We dnie bywało jeszcze jako tako, bo większe tłumy wylegały na plażę South Beach. Było opalanie, kąpiele i nie zawsze obyczajne gry plażowe. Wypoczywający kompletnie lekceważyli policjantów na koniach i w pojazdach terenowych, których burmistrz Dan Gerber rzucił na ulice i plaże w liczbie 375. Dopóki odbywały się koncerty muzyczne na świeżym powietrzu, było dość spokojnie. Lecz gdy repertuar się wyczerpał, po zmierzchu niewielki teren między Collins Avenue a Ocean Drive wypełniały tysiące młodych, którzy nie mieli żadnego pomysłu na zabicie czasu – poza wytrwałym obniżaniem poziomu krwi w alkoholobiegu. Wystarczał byle pretekst: ktoś się na kogoś zatoczył, inny nadepnął na odcisk sąsiadowi na chodniku lub krzywo nań spojrzał i dochodziło do rękoczynów, które przeistaczały się w bitwy uliczne. Większość
uczestników w pijanym widzie nie wiedziała, kogo bije ani za co jest bita. Płeć piękna nie dawała się na tym polu zdominować: na YouTubie uwieczniono furiacką bijatykę sześciu młodych dam, w której wyniku jedna straciła górną część odzienia, druga obfity pukiel włosów, a wszystkie nabawiły się śliwkowych kolorów. Interwencje policji sprowadzały się głównie do rozdzielania walczących; trudno było dociec, kto jest sprawcą, kto ofiarą.
W niedzielę 20 marca około północy na wypełnionym balującą ciżbą skrzyżowaniu 10 Ulicy i Ocean Drive rozległy się strzały. Potem krzyki i piski. Kotłowanina.
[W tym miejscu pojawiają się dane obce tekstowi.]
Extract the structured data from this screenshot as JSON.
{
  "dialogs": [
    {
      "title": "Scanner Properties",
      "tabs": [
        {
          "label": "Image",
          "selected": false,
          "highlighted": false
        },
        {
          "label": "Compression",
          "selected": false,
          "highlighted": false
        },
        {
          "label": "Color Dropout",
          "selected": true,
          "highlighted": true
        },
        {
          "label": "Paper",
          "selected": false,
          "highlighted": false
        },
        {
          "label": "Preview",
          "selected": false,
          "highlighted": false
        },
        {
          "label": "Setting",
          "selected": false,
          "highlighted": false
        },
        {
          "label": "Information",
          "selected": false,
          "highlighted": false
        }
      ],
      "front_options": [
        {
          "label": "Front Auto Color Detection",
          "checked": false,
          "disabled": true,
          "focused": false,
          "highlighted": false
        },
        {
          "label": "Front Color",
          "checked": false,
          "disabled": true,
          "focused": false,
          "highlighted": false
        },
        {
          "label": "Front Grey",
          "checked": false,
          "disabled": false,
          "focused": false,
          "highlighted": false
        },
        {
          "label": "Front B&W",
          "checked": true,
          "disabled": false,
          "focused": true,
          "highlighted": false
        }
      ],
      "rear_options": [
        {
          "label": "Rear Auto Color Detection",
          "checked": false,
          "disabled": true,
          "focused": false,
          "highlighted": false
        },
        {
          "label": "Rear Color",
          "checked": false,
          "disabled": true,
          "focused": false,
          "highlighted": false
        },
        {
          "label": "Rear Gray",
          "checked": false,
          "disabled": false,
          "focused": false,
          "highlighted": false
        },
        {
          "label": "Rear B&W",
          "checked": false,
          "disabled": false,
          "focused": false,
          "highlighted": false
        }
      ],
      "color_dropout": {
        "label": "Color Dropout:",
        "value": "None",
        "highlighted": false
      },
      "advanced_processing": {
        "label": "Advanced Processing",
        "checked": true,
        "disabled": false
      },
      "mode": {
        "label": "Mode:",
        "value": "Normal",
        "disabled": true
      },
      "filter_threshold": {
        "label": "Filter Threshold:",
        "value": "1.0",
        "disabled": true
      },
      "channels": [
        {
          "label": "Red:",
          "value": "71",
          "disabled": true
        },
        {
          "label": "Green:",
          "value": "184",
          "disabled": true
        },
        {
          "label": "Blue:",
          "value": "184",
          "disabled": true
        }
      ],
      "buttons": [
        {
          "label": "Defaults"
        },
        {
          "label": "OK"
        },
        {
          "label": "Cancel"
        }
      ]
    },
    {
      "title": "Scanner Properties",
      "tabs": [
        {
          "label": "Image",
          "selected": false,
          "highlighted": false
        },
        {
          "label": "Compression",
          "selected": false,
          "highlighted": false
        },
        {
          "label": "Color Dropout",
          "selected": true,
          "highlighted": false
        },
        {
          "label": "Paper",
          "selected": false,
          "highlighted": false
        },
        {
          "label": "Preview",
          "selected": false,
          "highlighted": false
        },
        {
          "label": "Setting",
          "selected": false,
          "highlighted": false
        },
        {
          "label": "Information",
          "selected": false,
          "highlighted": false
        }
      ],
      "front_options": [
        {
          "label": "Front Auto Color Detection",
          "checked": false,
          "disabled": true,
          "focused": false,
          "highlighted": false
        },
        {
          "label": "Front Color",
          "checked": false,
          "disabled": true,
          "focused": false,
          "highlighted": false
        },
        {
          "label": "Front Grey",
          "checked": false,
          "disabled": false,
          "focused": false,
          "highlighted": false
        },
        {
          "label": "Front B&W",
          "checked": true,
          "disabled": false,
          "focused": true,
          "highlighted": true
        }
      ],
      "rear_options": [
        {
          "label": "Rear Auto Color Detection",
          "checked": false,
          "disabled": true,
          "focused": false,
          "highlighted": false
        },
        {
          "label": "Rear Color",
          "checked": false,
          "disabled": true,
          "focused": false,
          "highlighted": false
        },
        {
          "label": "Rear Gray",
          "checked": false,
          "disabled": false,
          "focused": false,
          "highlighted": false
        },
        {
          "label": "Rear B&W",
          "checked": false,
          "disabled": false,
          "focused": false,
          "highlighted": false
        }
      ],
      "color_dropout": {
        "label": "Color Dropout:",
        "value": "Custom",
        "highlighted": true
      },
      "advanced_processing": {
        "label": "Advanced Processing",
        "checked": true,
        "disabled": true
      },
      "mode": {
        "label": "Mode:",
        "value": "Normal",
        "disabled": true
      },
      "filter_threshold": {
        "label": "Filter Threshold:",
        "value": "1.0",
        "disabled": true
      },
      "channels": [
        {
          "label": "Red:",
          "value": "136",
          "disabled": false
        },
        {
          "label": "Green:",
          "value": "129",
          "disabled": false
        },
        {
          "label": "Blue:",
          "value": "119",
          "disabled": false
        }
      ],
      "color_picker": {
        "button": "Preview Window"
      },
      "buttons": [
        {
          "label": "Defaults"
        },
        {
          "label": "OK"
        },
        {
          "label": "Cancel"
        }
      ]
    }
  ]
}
Spanikowany wzbierający tłum rozbiegał się we wszystkich kierunkach, porywając, roztrącając i tratując innych ludzi. Policja usiłowała interweniować, lecz sytuacja była słownikową definicją totalnego chaosu. W trakcie sześciu strzelanin zraniono sześć osób. Powód? Nieznany – poza potężnym nadużyciem. – Strzelałem, bo jacyś ludzie pierwsi zaczęli do mnie strzelać – wyjaśnia aresztowany Derrick Mitchell. Podczas interwencji do końca marca rany odniosło dziewięciu funkcjonariuszy. Zarekwirowano 100 pistoletów, w tym broń automatyczną dużego kalibru. – A ilu sztuk broni nie wykryliśmy? – zastanawiają się policjanci. Uzbrojeni musieli być miejscowymi lub przybyli do Miami Beach samochodami, bo wniesienie pistoletu na pokład samolotu jest wykluczone.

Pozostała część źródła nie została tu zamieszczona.